Figure 6. Celastrol limits the inflammatory cell infiltration into the joints and the chemotactic migration of cells in vitro, and inhibits antigen-induced T cell proliferation

(A) Neutrophils (CD45+ CD11b/c+ Rat Granulocyte Marker+) and T cells (CD3+) were isolated from SIC from arthritic joints and enumerated by flow cytometry. The Th1, Th17, and Treg cells were detected by intracellular staining for IFN-γ, IL-17, and Foxp3, respectively. Data from 4–5 independent experiments (n = 3 rats per group) are presented. (B) Total SIC from arthritic rats treated with Celastrol or vehicle were stimulated ex vivo with Mtb sonicate. Chemokines in cell supernatants were measured by Multiplex assay. (C) LNC derived from untreated arthritic rats were allowed to migrate using a Transwell membrane in the presence of CCL3 or CCL5 (50 ng/mL) and Celastrol at the indicated concentrations.
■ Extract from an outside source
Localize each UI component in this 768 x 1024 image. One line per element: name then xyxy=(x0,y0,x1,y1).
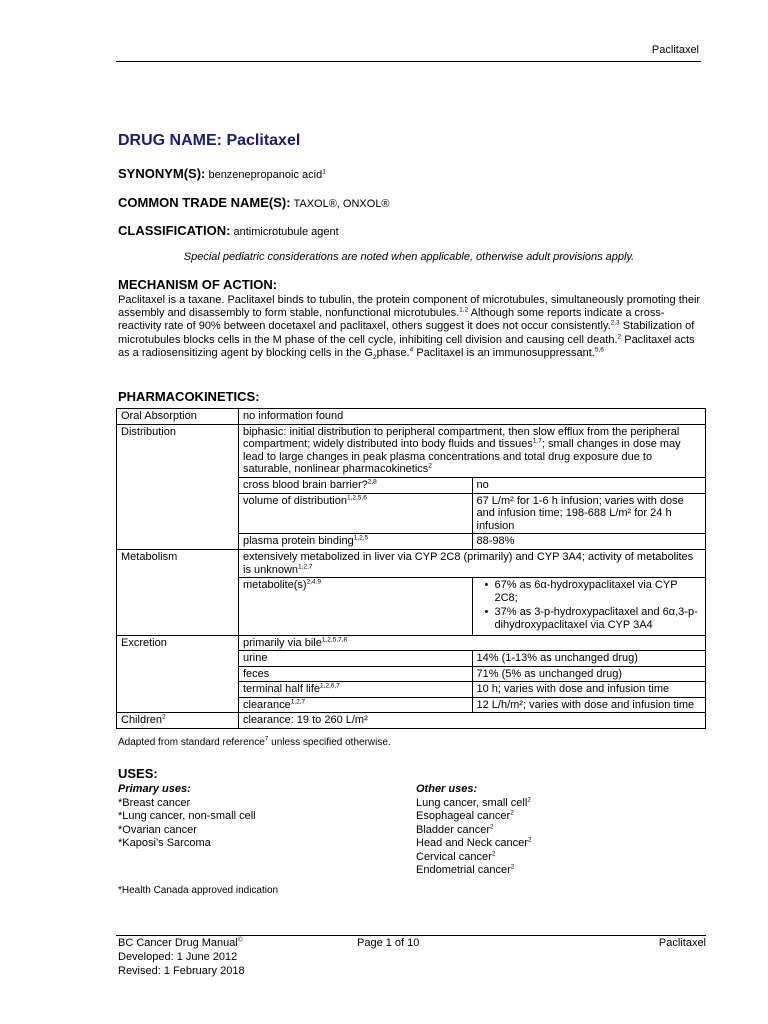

Cells treated with vehicle served as controls for Celastrol-treated cells (n = 3). (Where indicated, the error bars represent SEM.). (D) Celastrol limits T cell proliferative responses to arthritis-related antigens in lymph nodes. Ex vivo T cell recall responses to arthritis-related antigens were measured using LNC of Celastrol-/vehicle-treated rats. The draining LNC from these rats were harvested 18 d after Mtb-immunization and tested in a proliferation assay using the indicated recall antigens (mean ± SEM, n = 3). (Keyhole limpet hemocyanin, KLH; Mycobacterium tuberculosis H37Ra, Mtb; Mycobacterial heat shock protein 65, Bhsp65; and Rat heat shock protein 65, Rhsp65.).